Because consultants work in many different service areas across various industry sectors, they need to be able to communicate clearly, effectively, and persuasively. Consultants are responsible for collecting information from employees, obtaining client buy-ins,and  ensuring that proposed solutions are truly feasible.

People skills

It goes without saying that consultants often work in teams. Generally, they work closely with the client’s senior management team. Being personable, therefore, is an important skill that all consultants need to master. Of course, it isn’t all about being agreeable. Consultants need to be assertive, displaying the ability to affect certain outcomes.

Quantitative Skills

Consultants need to be able to work with numbers and they need to be comfortable using popular programs like Excel. While it is true that some people are better at maths than others, it is entirely possible (if not completely necessary) for applicants to improve their maths skills through regular practice.

Analytical Skills

Collect and synthesizing large amounts of information are the very foundations of a consultant’s career. Management consultants need to develop a hypothesis about their clients’ problems in order to discover how best to procure relevant data and to analyze the data to uncover particular insights. They need to employ strong analytical skills to come up with pertinent recommendations.

Organisational Skills

Consulting assignments can seem chaotic due to their multifaceted and fast-paced nature. Consultants need to be able to juggle more than one of these demanding assignments at one time. Strong organisational skills are an absolute must.


The ability to take action when necessary and to ask for help when issues arise is of the utmost importance in a consultant’s career. Consultants need to be intuitive enough to know when to show initiative and when to take a graceful step back.

What's Better? Generalist vs Specialist Consulting

For quite some time, a generalist approach to consulting was the order of the day. With a few of the head honchos in the industry, like McKinsey and KPMG, adopting this traditional approach it only seems fair to wonder if things will stay the same or if any changes are afoot.
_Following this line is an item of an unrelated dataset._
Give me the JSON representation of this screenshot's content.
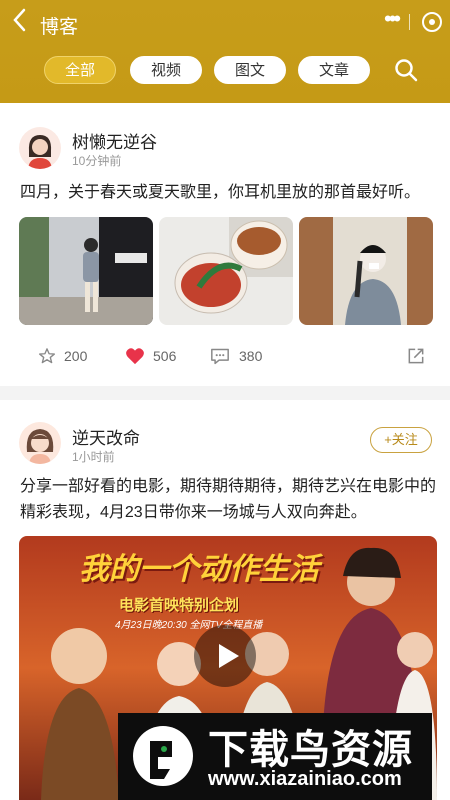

Is specialist consulting becoming more popular, or will the generalists continue to monopolize the field?
The idea of a consultant who is somewhat of a ‘jack of all trades’ may have been appealing in the past, but the overwhelming growth of the industry over the last few decades has shed light on some interesting changes. Large firms and corporations are leaning towards specialized input more and more. Consulting firms are finding themselves having to make some serious changes to their consulting career models in order to keep up with the technological advancements going on around them.

Consulting firms tend to expect generalist consultants to work on specializing on a particular field within a maximum of three years of joining the firm.

Junior consultants are required to be pro-active in managing their careers. It is up to the individual consultant to guide their career in the direction of their chosen speciality lest they be forced into a position they aren’t passionate about. It is important to take on as many assignments in your preferred field early on in your career to cement yourself as the expert first within your firm and then within the industry at large.